Domingo patriarcal, Dia dos Pais que honra aquela figura provedora, pilar de sustentação do lar desde quando saía das cavernas para caçar. Essa figura valente e heroica, ao correr dos séculos seria vinculada a temas místicos e explodiria no inconsciente coletivo a partir do cristianismo.
Mas mudanças aconteceram, a linguagem agora é outra e quebra conceitos e estigmas; das cavernas à religião e daí para os não-valores de hoje, a figura paterna enquanto superman é tão volátil como a de Papai Noel. O coloquial da linguagem tecnológica altera padrões e codifica a vida familiar em smartphones, notebooks, tablets… A geração que cresceu com o ‘bença pai’ está em extinção.
Mas o papo aqui é música aos pais. No entanto, todas canções sobre o tema têm um Q de divã – basta ouvir Roberto Carlos, Sérgio Reis, Altemar Dutra, Elis Regina, Renato Russo – citando os clássicos.
ESPELHO
Sim, a Música da Hora entra nesse consultório psicológico com João Nogueira, o sambista de calçada que perdeu o pai quando era um moleque de 11 anos.
Méier é um bairro na zona Norte do Rio, local onde o advogado João Batista Nogueira escolheu para viver ao deixar Porto da Folha, sertão de Sergipe.
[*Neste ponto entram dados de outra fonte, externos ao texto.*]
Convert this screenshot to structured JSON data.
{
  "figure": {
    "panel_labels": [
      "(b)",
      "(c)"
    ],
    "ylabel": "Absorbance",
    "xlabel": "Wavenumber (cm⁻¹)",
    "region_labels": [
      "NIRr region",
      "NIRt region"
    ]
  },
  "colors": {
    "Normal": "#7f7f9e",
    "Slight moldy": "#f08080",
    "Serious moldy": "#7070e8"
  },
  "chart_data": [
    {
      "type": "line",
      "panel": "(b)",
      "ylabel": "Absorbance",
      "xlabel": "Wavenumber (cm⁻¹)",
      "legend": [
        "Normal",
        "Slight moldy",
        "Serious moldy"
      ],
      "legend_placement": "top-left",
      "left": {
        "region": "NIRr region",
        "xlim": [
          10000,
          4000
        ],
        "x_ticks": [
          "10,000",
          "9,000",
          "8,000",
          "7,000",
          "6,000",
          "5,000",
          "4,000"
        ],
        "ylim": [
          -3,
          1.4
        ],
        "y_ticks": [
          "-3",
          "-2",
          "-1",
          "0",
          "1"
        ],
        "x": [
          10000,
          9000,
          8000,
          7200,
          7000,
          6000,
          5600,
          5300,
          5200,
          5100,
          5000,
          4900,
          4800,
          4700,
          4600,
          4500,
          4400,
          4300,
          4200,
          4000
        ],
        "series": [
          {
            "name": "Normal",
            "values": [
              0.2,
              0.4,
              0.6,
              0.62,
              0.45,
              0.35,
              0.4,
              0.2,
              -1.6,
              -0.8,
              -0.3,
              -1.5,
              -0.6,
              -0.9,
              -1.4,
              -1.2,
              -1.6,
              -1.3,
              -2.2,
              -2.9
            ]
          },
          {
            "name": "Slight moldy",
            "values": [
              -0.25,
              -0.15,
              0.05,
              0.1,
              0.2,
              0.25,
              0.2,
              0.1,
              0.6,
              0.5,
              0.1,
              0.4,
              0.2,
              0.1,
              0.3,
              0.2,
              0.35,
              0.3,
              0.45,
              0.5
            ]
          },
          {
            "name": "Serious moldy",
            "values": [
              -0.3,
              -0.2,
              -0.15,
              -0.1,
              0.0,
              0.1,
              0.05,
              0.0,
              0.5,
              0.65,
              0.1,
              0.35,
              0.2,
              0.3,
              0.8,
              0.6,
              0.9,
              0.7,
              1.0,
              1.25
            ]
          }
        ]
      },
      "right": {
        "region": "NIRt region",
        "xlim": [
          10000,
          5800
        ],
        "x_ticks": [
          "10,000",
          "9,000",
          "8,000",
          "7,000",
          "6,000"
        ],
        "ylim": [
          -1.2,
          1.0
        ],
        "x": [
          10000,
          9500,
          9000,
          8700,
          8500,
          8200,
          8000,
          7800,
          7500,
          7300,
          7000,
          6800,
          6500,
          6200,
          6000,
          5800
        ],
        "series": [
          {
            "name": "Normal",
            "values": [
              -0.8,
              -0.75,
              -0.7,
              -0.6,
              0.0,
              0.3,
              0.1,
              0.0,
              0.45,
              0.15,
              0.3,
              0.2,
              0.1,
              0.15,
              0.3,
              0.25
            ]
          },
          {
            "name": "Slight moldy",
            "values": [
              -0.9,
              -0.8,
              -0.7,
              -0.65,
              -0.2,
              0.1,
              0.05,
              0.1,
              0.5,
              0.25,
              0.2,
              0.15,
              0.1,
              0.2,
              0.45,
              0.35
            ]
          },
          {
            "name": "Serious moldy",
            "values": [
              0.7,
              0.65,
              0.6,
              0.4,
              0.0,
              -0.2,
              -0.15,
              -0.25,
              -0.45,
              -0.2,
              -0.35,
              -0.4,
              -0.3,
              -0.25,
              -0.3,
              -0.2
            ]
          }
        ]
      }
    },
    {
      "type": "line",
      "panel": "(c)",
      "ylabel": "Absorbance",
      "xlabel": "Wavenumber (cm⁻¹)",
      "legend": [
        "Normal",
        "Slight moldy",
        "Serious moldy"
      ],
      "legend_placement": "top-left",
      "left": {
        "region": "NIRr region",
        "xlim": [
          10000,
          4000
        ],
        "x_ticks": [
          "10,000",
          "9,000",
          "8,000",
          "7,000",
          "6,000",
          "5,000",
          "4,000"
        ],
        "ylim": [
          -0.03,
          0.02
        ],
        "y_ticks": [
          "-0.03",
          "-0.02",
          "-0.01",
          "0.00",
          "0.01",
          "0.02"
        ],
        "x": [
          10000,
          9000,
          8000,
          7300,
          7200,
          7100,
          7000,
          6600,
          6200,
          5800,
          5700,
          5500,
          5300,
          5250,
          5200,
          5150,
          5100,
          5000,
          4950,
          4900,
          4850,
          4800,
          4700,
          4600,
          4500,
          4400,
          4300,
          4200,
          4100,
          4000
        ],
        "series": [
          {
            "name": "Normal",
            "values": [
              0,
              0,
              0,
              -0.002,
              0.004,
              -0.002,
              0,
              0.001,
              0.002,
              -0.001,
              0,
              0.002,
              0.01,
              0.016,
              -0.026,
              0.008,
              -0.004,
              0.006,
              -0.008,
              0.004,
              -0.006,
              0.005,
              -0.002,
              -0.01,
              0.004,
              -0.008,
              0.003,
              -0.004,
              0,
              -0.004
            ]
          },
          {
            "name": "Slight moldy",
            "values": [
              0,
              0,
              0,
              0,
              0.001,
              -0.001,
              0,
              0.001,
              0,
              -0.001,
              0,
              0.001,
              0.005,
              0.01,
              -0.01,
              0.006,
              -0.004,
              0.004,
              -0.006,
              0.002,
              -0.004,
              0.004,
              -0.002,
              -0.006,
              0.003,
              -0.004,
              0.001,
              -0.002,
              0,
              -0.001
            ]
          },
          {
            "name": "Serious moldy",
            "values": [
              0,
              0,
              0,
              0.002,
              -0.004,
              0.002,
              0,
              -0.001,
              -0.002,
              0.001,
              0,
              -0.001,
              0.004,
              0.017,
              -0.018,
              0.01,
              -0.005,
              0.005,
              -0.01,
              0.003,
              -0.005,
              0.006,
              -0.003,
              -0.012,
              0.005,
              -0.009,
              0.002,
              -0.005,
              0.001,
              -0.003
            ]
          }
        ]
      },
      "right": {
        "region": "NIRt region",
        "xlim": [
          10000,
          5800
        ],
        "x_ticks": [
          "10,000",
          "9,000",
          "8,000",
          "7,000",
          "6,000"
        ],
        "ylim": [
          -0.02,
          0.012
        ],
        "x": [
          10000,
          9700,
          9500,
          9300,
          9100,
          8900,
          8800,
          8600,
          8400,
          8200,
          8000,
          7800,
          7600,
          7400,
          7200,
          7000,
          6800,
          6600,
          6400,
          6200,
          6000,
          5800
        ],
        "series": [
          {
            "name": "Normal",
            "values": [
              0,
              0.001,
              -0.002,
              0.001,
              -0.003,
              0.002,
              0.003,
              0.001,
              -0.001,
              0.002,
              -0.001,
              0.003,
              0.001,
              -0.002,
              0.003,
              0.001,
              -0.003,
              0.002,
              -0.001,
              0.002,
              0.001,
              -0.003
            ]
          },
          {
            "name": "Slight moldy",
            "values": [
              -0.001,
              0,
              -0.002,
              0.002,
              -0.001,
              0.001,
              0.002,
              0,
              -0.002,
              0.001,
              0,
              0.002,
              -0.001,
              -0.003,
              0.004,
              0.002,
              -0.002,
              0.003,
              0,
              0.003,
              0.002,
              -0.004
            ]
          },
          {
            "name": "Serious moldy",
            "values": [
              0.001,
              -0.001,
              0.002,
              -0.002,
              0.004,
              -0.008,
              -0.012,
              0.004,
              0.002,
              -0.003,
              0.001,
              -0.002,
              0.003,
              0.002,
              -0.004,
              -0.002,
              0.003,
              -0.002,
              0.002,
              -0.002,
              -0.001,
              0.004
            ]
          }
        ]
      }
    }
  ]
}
Ele era funcionário do Ministério da Fazenda mas, fora do expediente, um músico de eternas boemias.
João Batista Nogueira Júnior nasceu em 1941 e cresceu vendo o pai nesse círculo entre Pixinguinha, Noel Rosa, Jacob do Bandolim… Sim, o velho era bamba nas noites do Méier e o filho Joãozinho herdaria o legado. Tinha o pai como ídolo e mentor mas amargaria o fio da navalha aos 11 anos. Não demorou: seguindo o ritmo do velho, quatro anos depois o garoto já compunha e vivia o samba no bloco carnavalesco Labareda do Méier, onde seria projetado à vida artística.
João Nogueira estava com 36 anos quando expôs as feridas abertas, dores contidas desde a morte do pai. Uma letra genial para falar da saudade, ‘Espelho’ tem mesmo acolhimento de divã por cantar reflexões atemporais. Olhar para a própria imagem e sentir o reflexo paterno, eis aí a pegada do sambista que revela o nervo traumático – meu medo maior é o espelho se quebrar.
Mas João Nogueira reagiria nesse divã musical ao cantar o futuro, o legado que deixaria – agora como pai, ele celebra os filhos em ‘Além do Espelho’ (1982), obra que dá sequência ao tema paterno de 1977. Então, ouvindo a primeira mas sabendo do complemento de quinze anos depois, o Dia dos Pais tem a conta fechada aqui.
Sobre a composição de João Nogueira, Espelho foi lançada pela EMI-Odeon em parceria com Paulo César Pinheiro, produtor do álbum: direção de Milton Miranda, arranjos de Geraldo Vespar e destaques para Dino Sete Cordas no violino, Luizão Maia no baixo, Wilson das Neves na batera.